Providing jobs, providing relief
After Sept. 11, the roofing industry banded together to provide relief following a national tragedy. And it's doing so again in the wake of Hurricane Katrina (see "Giving cheerfully," page 82). But providing funds may not be the only way to help victims of the hurricane—another option is to provide jobs to the thousands of displaced survivors.
To help employers locate survivors seeking jobs, the U.S. Department of Labor has created a job bank to identify workers looking for employment. The Katrina Recovery Job Connection can be accessed at www.jobsearch.org/katrinajobs and is geared toward survivors seeking new, full-time employment in their home state or a new state, survivors wishing to assist in the clean-up and rebuilding efforts through temporary employment, and employers who want to list jobs supporting hurricane recovery efforts or hire hurricane survivors.

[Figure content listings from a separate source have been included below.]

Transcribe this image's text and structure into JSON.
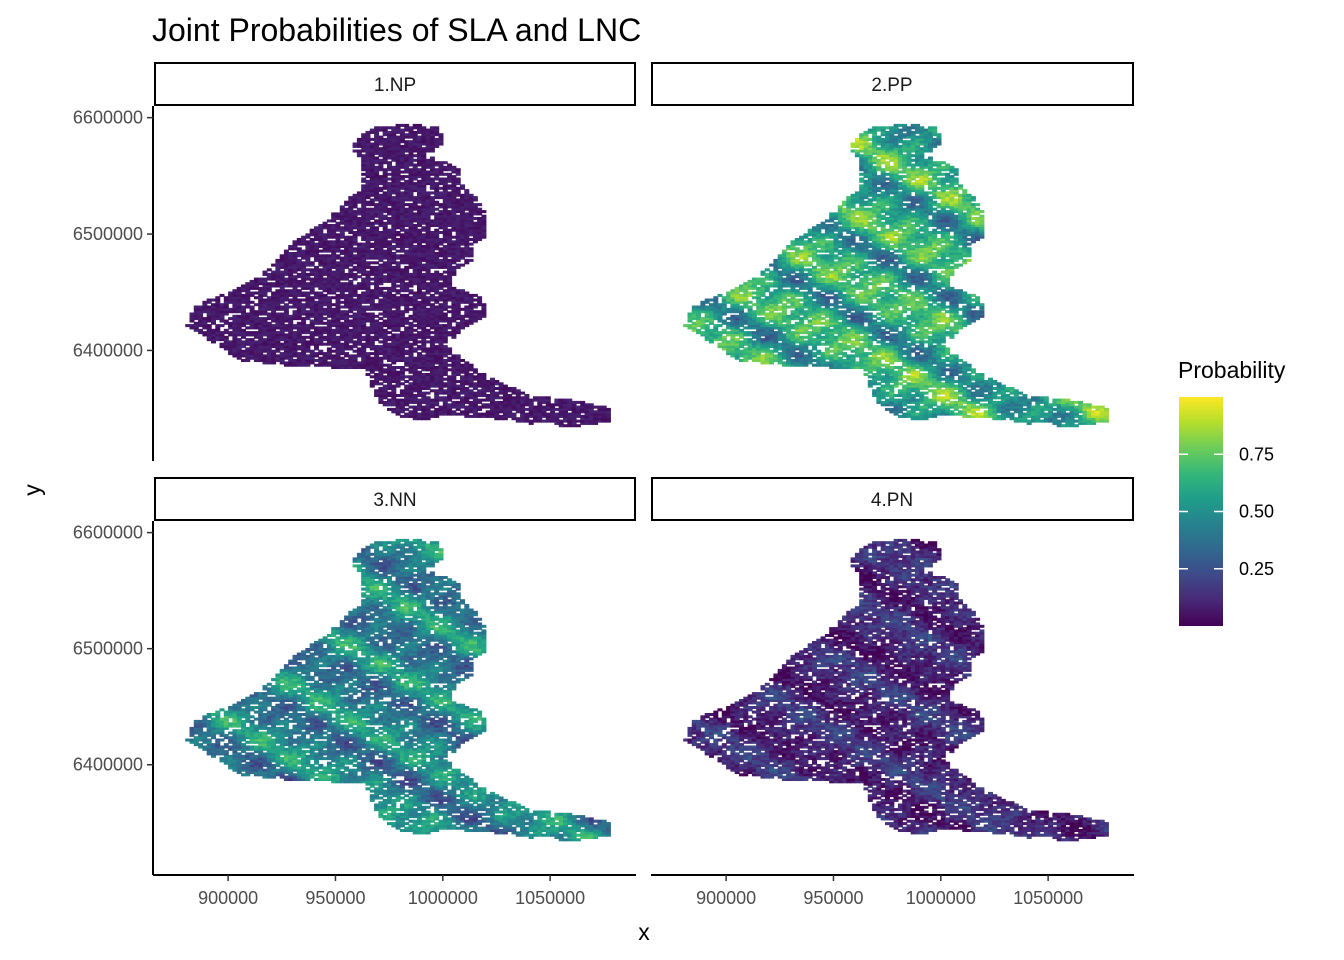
{
  "chart_data": {
    "type": "heatmap",
    "title": "Joint Probabilities of SLA and LNC",
    "xlabel": "x",
    "ylabel": "y",
    "xlim": [
      865000,
      1090000
    ],
    "ylim": [
      6305000,
      6610000
    ],
    "x_ticks": [
      900000,
      950000,
      1000000,
      1050000
    ],
    "x_tick_labels": [
      "900000",
      "950000",
      "1000000",
      "1050000"
    ],
    "y_ticks": [
      6400000,
      6500000,
      6600000
    ],
    "y_tick_labels": [
      "6400000",
      "6500000",
      "6600000"
    ],
    "panels": [
      {
        "label": "1.NP",
        "mean_probability": 0.05
      },
      {
        "label": "2.PP",
        "mean_probability": 0.6
      },
      {
        "label": "3.NN",
        "mean_probability": 0.45
      },
      {
        "label": "4.PN",
        "mean_probability": 0.12
      }
    ],
    "legend": {
      "title": "Probability",
      "range": [
        0,
        1
      ],
      "ticks": [
        0.25,
        0.5,
        0.75
      ],
      "tick_labels": [
        "0.25",
        "0.50",
        "0.75"
      ],
      "placement": "right",
      "palette": "viridis",
      "colors": [
        "#440154",
        "#482878",
        "#3e4a89",
        "#31688e",
        "#26828e",
        "#1f9e89",
        "#35b779",
        "#6dcd59",
        "#b4de2c",
        "#fde725"
      ]
    }
  }
}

"Getting people back to work is what this department does," says U.S. Secretary of Labor Elaine Chao. "Giving people hope in their future is our job."
And because many survivors lost everything they had—even identification—the Department of Homeland Security (DHS) has said it will not sanction employers who are unable to procure I-9 documentation for individuals seeking work following the hurricane. Although the I-9 form still has to be completed, employers can note on the form that an employee is a survivor of Hurricane Katrina. DHS says the change will be in effect until Oct. 24. DHS will determine whether to extend its sanction at that time; updated information will be available on DHS' Web site, www.dhs.gov/dhspublic, in October. (Note that DHS will hold employers and employees liable for knowingly submitting fraudulent forms.)